A higher rate of hepatocellular carcinoma is seen in: patients with cirrhosis, a family history of cirrhosis, active hepatitis B with elevated ALT and a viral load of over 100,000, Asian males aged greater than 40, Asian females aged greater than 50, African Americans, and Africans. 

Hepatocellular carcinoma can occur in the absence of cirrhosis. It's different than hepatitis C in that regard we do not need the stepwise progression to cirrhosis for hepatocellular carcinoma to develop in hepatitis B infection. Hepatocellular carcinoma can happen at any fibrosis state in hepatitis B infection. 

Finally, for patients who are living with HIV, and do not have hepatitis B, and are well controlled on their tenofovir-based regimens, tenofovir itself actually acts as prophylaxis. Those patients who are not actively infected with hepatitis B should be vaccinated for hepatitis B, and they should be reassured that if they're taking tenofovir, that should double their comfort level that they're protected against getting hepatitis B. 

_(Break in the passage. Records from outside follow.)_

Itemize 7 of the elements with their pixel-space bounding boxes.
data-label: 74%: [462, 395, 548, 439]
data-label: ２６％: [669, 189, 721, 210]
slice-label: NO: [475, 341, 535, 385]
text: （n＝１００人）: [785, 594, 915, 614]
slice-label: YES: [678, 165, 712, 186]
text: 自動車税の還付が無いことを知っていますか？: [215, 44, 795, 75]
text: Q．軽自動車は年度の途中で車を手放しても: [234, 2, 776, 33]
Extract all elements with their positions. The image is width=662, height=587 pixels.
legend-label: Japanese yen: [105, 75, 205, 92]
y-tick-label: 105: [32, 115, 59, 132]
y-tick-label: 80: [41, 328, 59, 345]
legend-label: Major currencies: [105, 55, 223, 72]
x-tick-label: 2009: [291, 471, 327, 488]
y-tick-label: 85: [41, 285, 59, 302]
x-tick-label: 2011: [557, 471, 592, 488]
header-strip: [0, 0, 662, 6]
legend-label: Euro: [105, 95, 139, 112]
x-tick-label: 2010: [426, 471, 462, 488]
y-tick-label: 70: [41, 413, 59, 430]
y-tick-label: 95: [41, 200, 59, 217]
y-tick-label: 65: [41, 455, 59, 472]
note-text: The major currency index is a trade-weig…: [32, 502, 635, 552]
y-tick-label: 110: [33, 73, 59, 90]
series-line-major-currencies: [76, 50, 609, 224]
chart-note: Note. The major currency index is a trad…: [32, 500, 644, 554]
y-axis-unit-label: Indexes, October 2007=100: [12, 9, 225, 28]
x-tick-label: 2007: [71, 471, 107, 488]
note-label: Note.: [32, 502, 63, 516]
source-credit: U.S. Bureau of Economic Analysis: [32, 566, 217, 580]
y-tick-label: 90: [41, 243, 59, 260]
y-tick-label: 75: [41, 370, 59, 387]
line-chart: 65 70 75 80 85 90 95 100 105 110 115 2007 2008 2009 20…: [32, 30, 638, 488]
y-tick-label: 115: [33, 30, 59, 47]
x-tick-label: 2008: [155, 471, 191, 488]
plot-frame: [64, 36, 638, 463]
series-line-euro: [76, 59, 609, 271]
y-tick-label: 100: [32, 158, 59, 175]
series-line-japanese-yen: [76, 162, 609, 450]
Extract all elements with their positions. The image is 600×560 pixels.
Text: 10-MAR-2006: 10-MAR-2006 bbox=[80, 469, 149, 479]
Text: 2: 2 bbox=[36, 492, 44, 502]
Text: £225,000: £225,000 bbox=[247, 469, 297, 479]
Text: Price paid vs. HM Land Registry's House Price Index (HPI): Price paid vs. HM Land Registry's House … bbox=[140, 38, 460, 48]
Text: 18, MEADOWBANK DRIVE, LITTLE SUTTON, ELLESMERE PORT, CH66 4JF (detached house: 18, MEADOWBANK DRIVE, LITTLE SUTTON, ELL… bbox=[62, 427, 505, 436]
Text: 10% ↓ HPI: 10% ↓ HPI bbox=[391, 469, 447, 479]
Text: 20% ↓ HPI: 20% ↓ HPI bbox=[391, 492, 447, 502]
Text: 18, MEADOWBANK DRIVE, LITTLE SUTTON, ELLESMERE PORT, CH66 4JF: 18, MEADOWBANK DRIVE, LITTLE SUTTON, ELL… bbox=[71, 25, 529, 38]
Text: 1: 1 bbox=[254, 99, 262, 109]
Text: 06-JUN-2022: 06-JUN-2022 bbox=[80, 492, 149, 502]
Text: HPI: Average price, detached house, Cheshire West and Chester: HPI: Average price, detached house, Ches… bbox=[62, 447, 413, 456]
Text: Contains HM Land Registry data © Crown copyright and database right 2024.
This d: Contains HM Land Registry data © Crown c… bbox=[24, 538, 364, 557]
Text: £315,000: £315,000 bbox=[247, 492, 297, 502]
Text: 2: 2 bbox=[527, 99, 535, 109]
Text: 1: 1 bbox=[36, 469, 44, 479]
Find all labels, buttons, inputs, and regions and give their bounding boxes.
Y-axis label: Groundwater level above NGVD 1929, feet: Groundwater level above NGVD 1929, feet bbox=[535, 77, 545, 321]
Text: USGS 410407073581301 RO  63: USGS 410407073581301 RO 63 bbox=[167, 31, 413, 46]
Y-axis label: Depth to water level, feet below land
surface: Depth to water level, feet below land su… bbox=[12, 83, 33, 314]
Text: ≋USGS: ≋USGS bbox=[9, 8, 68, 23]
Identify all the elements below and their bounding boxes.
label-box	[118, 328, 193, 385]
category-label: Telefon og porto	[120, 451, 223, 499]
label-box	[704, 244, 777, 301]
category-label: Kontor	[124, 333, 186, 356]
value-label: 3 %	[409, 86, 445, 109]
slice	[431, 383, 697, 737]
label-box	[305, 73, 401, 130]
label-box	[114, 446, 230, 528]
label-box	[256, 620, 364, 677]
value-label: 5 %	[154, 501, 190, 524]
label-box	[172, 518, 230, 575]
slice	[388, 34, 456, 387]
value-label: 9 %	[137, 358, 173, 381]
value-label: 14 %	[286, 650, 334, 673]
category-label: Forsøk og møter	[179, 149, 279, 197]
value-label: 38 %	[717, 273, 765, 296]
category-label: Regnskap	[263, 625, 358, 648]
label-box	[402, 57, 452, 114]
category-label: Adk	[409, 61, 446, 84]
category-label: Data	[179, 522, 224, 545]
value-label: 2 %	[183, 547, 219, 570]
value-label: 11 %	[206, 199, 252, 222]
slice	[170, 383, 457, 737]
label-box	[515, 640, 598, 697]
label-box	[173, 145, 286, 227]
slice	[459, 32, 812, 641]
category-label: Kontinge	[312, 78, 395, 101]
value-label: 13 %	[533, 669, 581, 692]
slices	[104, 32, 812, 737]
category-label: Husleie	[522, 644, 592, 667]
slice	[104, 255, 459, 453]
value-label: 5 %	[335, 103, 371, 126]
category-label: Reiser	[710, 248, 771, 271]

All patients with HIV should be screened for hepatitis B and vaccinated if not immune. 

The virologic response rates for hepatitis B may be slower than for HIV. Exquisite adherence to tenofovir plus lamivudine or emtricitabine enhances hepatitis B virologic suppression over time. 

Finally, we should monitor HBV-DNA levels every 6 months. As HIV providers, we are sometimes not as on top of the game when it comes to looking closely at hepatitis B. We need to make sure that we have those labs in every 6 months—we need to do a better job. 

Importantly, with appropriate monitoring, we're able to keep track of hepatitis B and to avoid the inadvertent discontinuation of tenofovir that would put a person at risk for hepatitis B flares which can be quite severe. Liver failure, need for transplantation, or death can occur when tenofovir is discontinued from the regimen, most likely for HIV purposes. 

When tenofovir needs to be discontinued, we can then provide an alternative agent, entecavir, to control the hepatitis B and prevent those severe consequences.